Tags: , , , , , , , , ,

  • steve
    "There’s nothing good about borrowing far more money than you can afford to repay"

    Yet our government continues to do so, at an accelerated pace. We're going increasingly fast down a very dangerous road. The previous administration started the downfall, and the current just keeps accelerating it.
  • Annie Logue
    As Paul Harvey would say, and now, the rest of the story:

    http://meganmcardle.theatlantic.com/archives/20...

    Apparently, Andrews' new wife has a history of bankruptcy. I no longer have even a teeny bit of sympathy for him.
  • Ted
    I was having a discussion last night with my wife about a Planet Money podcast we both heard last week about the credit card companies (http://tinyurl.com/qpjvul) and the way in which they create profiles of users in order to forecast how likely they are going to default on credit card debt. The podcast is pretty amusing, but we started talking about what life would be like if the limits on credit cards were capped at say $1000 to $2500. Very quickly, people would get on board with Ann's "Frugal Train," but it would also highlight how much we use credit to bridge the gap between low salaries and the imperatives of our consumer economy to spend, spend, spend. The effect of severely limiting credit would certainly put the brakes on the economy as the velocity of money slowed, but perhaps it would also push us to innovate in such a way that our consumption of overpriced "stuff" isn't the prime mover of the economy.
  • Vince Passaro
    Dear Ms. Logue:

    Just tonight, up late and restless, I have caught up with this posting on your blog. Like many, many readers, you did not, as far as I can tell, pay attention to what I actually wrote in my essay in Harper's all those years ago. First of all, I was not complaining: I absolutely took responsibility ass author of my situation, just as I was author of the essay, and I knew exactly what I was doing. As it happens, I am an expert shopper at thrift shops and rummages, can size a piece of clothing in seconds, and indeed was married in a suit that cost $3 and shoes that cost $1. As the article made clear, I did not get into debt buying shit. I got into debt living in a world where relatively simple things, or things once thought quite attainable, such as modest real estate and a decent education, in the city of my parents and the place I will forever call my home, had become unaffordable to all but the richest people. Basic middle class life: good schools, a car, an annual vacation, had been put out of reach of many dual career couples not just in NYC but all over the US. The whole economy, in fact, seemed to be running on credit: credit card solicitations numbered in the scores per year for every man woman and child in the nation. I predicted that one day everyone would be in debt up to their necks and since, indeed, when push comes to shove, one does not pay if one doesn't have the money, the whole sand castle would be washed out with the tide.

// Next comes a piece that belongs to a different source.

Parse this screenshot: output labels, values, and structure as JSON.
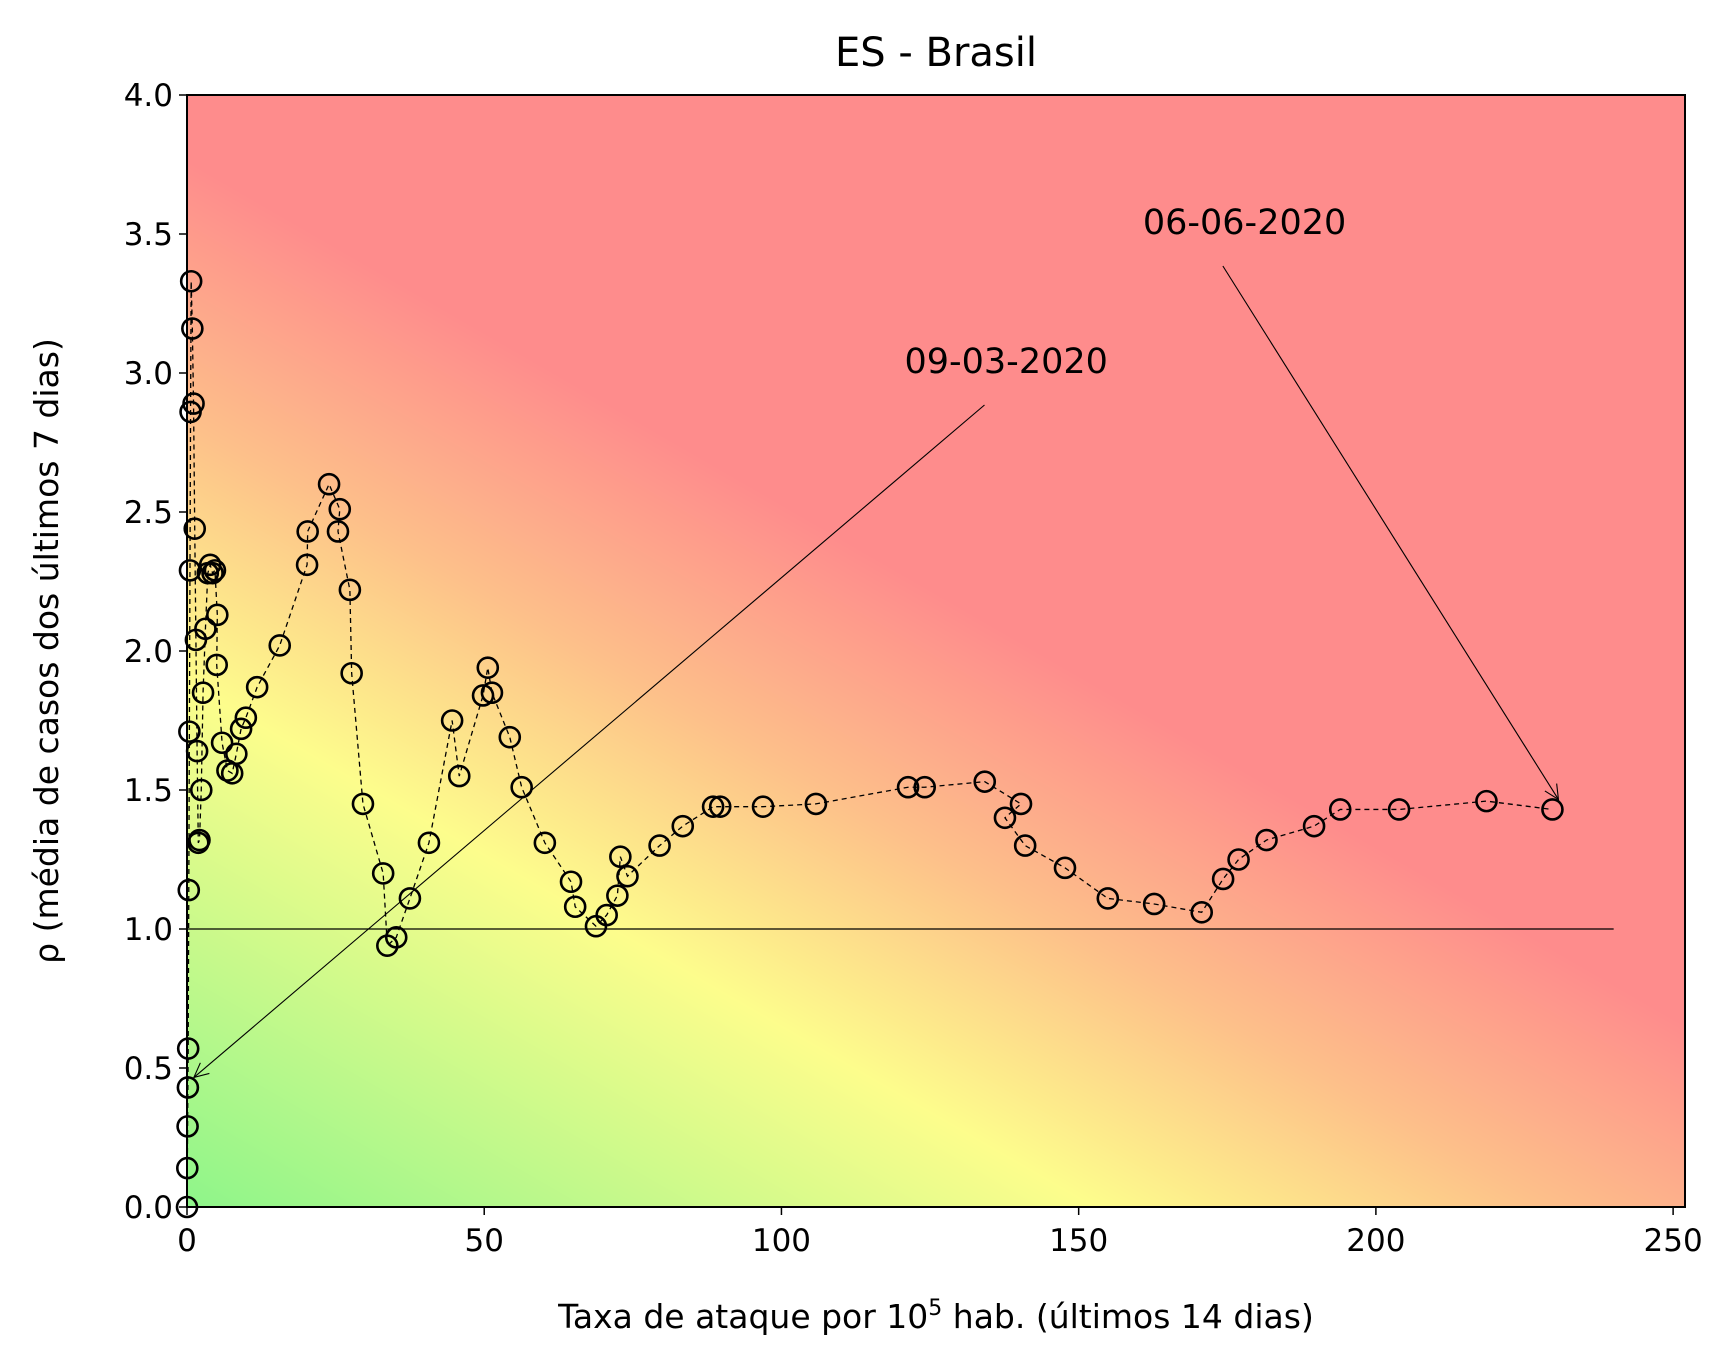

    Have you read the papers lately?

    Meanwhile, the tone of your post suggests that like many Americans you cannot separate money and thrift from the idea of personal morality. That people who are foolhardy with money are morally wanting, that they have, indeed, sinned. Your approach is that of rectitude preaching to the woefully fallen ("It would be hard to be 48 years old, making $120,000 per year [that was $100K by the way, not $120] at a prestige job and living in a little rental apartment. It would be hard to work in academia and send your children to sub-standard schools. But neither is impossible, and both can be made to work." Yeah? "sub-standard schools" cannot, in fact, be made to work, and this nation has fallen from the top to the bottom of the industrialized world in educational achievement over a mere three decades).

    This whole approach to money goes with much of the American sense of christianity I'm afraid, inherited by many who probably no longer subscribe to other such utterly puritanical notions. As Jesus himself pointed out, repeatedly, money has nothing to do with morality or enlightenment, and in fact the best way to achieve either of those is to have no money at all. Perhaps we'll get there yet.